Writing Workshop Lesson 2 and Assignment 2: Dialogue
Truman Capote used it to great effect in In Cold Blood (a book every writer must read). Lillian Ross uses it efficiently and wittily in her "Talk of the Town" pieces for The New Yorker. And David Mamet has made a fine career out of using it like nobody else.
We’re talking dialogue. How people talk in stories. What they say and how they say it. Reporters often think of dialogue merely as “quotes,” using it to spike their sources’ commentary into the cold facts presented outside the quotation marks. Writerly journalists skillfully weave dialogue into a piece (as Ross does and as Joseph Mitchell was so expert at) to provide emotion, color, texture, context and authenticity.
Dialogue brings stories to life. It’s the old “show don’t tell” gambit. Don’t just tell what happens to your characters. Show it through what they say to each other. In literary nonfiction we stress the use of anecdotes throughout a piece. Let the speaker talk more than you the writer narrate. Let us hear his or her voice, instead of just yours.
The better you are at dialogue, the better writer you’ll be. It’s important to develop a writer’s ear for how people sound. We don’t speak with perfect grammar all the time. People talk funny. Kids really do say the darnedest things (thank you, Art Linkletter).
Christopher Walken says he developed his weird ... halting... vocal style as an actor by whiting out all the commas and periods in his scripts. He didn't want to be limited by somebody else's punctuation.
One of the best exercises an acting teacher in college had us student actors do was to record an hour of conversation among several people. We then had to transcribe it verbatim in script form, memorize it and act it out in groups onstage. Our performance had to sound as “real” as the tape. To prove it, the professor played the tape first and then we did the scenes. Harder than you think! All that overlapping of dialogue, all the non sequiturs. But it really gave us a valuable lesson in how to speak onstage in a relaxed, natural, conversational manner. It taught me that written dialogue didn’t have to sound literary or overly poetic. Even today, as I review plays for the Dallas Observer, I especially appreciate playwrights and actors who make me feel as if I’m overhearing their conversations instead of witnessing a performance of somebody else’s words. (And isn't this part of the reason reality TV is so popular? We viewers are in the position of eavesdropping... although those kids on Real World and Laguna Beach sure sound scripted these days.)
So often in the news media, dialogue is given the shortest of shrift. TV reporters will tell us what was said in a meeting or at a crime scene, instead of letting us see and hear the real thing. How much more compelling is footage of a witness’ testimony at a murder trial than some reporter’s rephrased version of it from the courthouse steps? (Show, don’t tell.)

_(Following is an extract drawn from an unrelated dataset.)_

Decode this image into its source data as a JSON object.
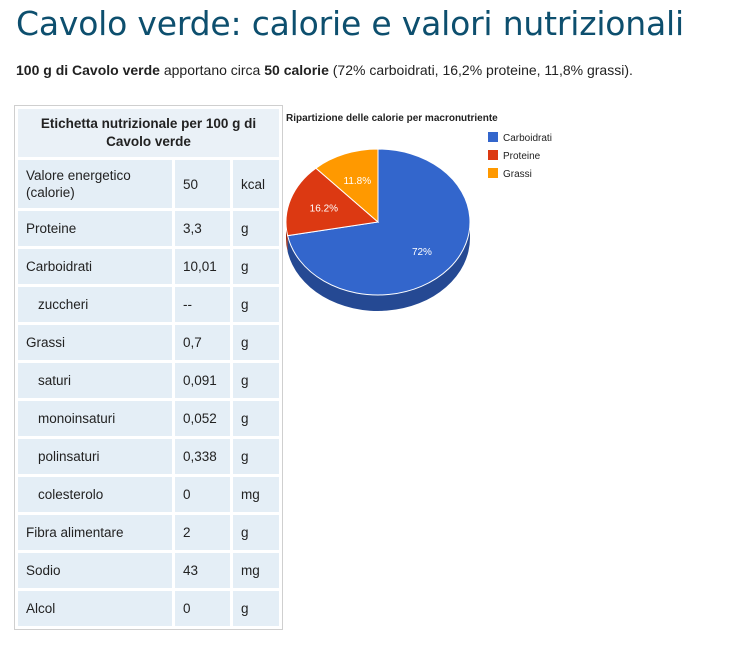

Your assignment this week requires a field trip. Go to some public spot where you can eavesdrop on conversations. Starbucks (or some other overpriced java joint) is usually good, although the frappuccino machines and junk-jazz CDs can drown out voices. People waiting in lines often hold good random conversations. Waiting rooms are tops. I was in a hospital ER waiting area recently and heard this exchange between a security guard and an orderly:
Guard: How'd he get here? (indicating a quivering, sweating young man hunched over in a wheelchair)
Orderly: I think he was a dump and run.
Guard: Cold, man. Co-old.
With the proliferation of the goldurn cell phone, it is getting harder to find people talking to other people in person. If they're not hooked up to the iPod, they're talking to somebody electronically (even in public bathrooms, in the stalls, in full squat). You need to eavesdrop where you can get both sides of the convo.
Discreetly take notes of the overheard dialogue. It can be a few sentences or whole paragraphs. If you’re lucky, maybe you can piggyback on a knock-down-drag-out verbal harangue of some interest. But banal back-and-forths are fine, too.
Pay attention to the details. Not only how people use language but what they’re doing while they’re speaking. Is the lady reapplying her lip gloss while she’s berating her kids? Is the man at the bar giving an over-her-shoulder come-on to someone else while he’s hitting on the pretty young thing right in front of him?
Keep a dialogue journal this week. Get at least two or three pages of overheard conversations down on paper. They won’t be continuous conversations, just bits and bursts. Listen to kids talking to each other on the playground. Listen to the clerks on their smoke breaks behind the office.
Try to write down dialogue as accurately as you can, making additional notes about gestures, facial expressions, time and place, etc.
When you’ve got a couple of good ones, post them in comments here and we’ll all get to overhear what you overheard.
Here are a couple of sites -- Larry Swanson's and the Man Who Fell Asleep and Overheardinnewyork --- that document odd bits of overheard dialogue.
Read the work of Washington Post feature scribe Hank Stuever, who's a quirky and funny writer of real-life stories about real-life weirdness.